User interface is the means by which the user can communicate with the computer and its applications. Usually it involves such elements as menus, typed commands, function keys or mouse clicks. The first generation of interfaces had the inherent limitations e.g. hindering the simultaneous accessibility of termbase entries for editing and reference (Fontenelle&Mergen 1998). Nowadays, virtually all personal computers are equipped with the GUI consisting of windows, panes, bars, buttons, icons and menus. The same is true for the modern terminology management tools. However, there are sometimes significant differences between the applications in the way the program communicates with the user and displays data. Figure 1 represents the interface of Multiterm iX, while Figure 2 shows the interface of DVX (see: Figure 1. Multiterm iX interface - sample termbase provided with the application; Figure 2. Deja vu X interface - termbase created for the purpose of this project; Figure 3. SDLX 2004 - termbase created for the purposes of this thesis).

As  we  can  see,  even  though  the  content  of  termbases  may  be  identical, it  will  be  displayed  in  a  different  way  in  the  different applications.  Some  tools display  the  termbase  contents in the form of a grid, occupying one of the several panes e.g. DVX; while others, like Multiterm  iX  and  SDLX,  display  the  entries in  the  form  of  text  files  indicating  fields  with colors, indentations and font sizes. The interface usually allows a number of primitive  actions in order to achieve the same effect e.g. a new entry can be created either by clicking  a button, selecting the function from a menu or by striking a hotkey. Another feature is the  dialog  language,  i.e. the language in  which  all  the  menus,  commands  and  messages  are  displayed. In  most  cases several dialog  languages  are  available and can be  switched while working with the tool.

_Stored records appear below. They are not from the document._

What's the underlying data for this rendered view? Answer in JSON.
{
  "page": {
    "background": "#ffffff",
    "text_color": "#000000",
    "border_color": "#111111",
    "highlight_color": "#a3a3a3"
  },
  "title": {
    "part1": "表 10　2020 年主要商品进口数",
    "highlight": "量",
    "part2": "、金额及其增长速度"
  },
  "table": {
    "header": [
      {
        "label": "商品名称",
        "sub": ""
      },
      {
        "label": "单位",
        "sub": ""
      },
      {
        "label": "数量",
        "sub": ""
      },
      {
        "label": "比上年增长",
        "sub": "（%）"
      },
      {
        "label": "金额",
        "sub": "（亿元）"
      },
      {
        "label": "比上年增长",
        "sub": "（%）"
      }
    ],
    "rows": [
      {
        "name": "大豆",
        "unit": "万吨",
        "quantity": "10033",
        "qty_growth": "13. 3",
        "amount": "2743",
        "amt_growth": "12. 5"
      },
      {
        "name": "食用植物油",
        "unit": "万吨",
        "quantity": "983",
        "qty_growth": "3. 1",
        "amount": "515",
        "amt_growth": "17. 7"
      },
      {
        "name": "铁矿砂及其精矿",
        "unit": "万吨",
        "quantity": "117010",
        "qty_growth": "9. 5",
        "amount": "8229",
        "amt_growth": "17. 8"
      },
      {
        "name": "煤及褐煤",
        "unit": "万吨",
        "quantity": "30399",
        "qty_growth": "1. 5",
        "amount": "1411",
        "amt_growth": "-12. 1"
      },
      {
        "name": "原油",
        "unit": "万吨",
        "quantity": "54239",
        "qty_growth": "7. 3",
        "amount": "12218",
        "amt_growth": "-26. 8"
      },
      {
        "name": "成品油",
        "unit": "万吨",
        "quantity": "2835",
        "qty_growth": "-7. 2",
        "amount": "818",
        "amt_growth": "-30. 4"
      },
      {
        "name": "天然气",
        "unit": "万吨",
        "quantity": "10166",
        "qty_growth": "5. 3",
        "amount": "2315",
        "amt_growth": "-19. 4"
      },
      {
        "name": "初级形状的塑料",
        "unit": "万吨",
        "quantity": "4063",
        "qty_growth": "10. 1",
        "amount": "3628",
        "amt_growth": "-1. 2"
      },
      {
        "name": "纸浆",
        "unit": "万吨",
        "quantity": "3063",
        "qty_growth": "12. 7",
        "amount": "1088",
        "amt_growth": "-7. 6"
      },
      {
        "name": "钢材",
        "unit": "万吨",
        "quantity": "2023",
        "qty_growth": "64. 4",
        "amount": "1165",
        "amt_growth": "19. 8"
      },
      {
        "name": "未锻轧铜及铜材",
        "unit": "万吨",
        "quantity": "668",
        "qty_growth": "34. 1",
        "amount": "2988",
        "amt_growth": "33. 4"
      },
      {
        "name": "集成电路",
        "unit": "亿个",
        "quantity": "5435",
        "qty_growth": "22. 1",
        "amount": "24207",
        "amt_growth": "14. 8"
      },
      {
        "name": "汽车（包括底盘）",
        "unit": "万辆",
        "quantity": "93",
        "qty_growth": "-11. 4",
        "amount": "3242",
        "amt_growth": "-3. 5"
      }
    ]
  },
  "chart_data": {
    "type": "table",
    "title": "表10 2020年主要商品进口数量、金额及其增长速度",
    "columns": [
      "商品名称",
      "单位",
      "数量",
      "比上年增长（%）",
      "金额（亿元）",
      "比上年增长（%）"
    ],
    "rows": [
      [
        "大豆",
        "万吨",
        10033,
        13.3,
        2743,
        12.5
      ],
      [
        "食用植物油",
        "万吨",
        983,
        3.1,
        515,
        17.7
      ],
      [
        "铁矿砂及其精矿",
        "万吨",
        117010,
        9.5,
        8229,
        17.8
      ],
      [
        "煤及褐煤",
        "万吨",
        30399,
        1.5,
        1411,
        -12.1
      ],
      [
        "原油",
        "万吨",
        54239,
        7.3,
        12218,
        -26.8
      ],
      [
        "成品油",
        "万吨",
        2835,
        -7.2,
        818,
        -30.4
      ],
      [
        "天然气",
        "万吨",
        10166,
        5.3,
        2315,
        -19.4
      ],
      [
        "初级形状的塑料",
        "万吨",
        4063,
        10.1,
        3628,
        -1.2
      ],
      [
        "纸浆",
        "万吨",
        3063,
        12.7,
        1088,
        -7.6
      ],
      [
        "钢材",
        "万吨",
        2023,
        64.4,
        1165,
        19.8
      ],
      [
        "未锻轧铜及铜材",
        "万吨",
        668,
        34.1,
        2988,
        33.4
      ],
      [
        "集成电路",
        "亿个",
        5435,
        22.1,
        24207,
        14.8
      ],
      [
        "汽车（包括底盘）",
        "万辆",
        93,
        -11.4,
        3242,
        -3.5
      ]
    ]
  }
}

Further elements of the interface are the forms of help available to the user. In terminology management tools, usually a user manual or getting started manual are provided with the software or can be downloaded from the manufacturer's webpage. Other forms are tutorials and demos which can best illustrate the usual workflow and basic functionalities of a given tool. Sometimes, also sample files or termbases are provided along the tutorials. Unfortunately, the documentation is rarely available in many languages, thus, it is unavailable to those who do not know English. Furthermore, documentation rarely covers troubleshooting. In order to receive assistance in solving problems the users usually register in a mailing list. The listmates share the solutions and workarounds they came up with over  the years of experience with the tools. This kind of help is extremely important, even though  there is usually a possibility to contact the manufacturer and report the problems. 

It  may  also  be  significant  whether  the  information  on  the  internal  workings  of  the  tools - their architecture - is made available. In most cases the codes of a tool are protected  by  the  manufacturers  and  very  little  information  is  given  to  the  users  in  order  to  prevent  dishonest use of such information by competitors or software piracy.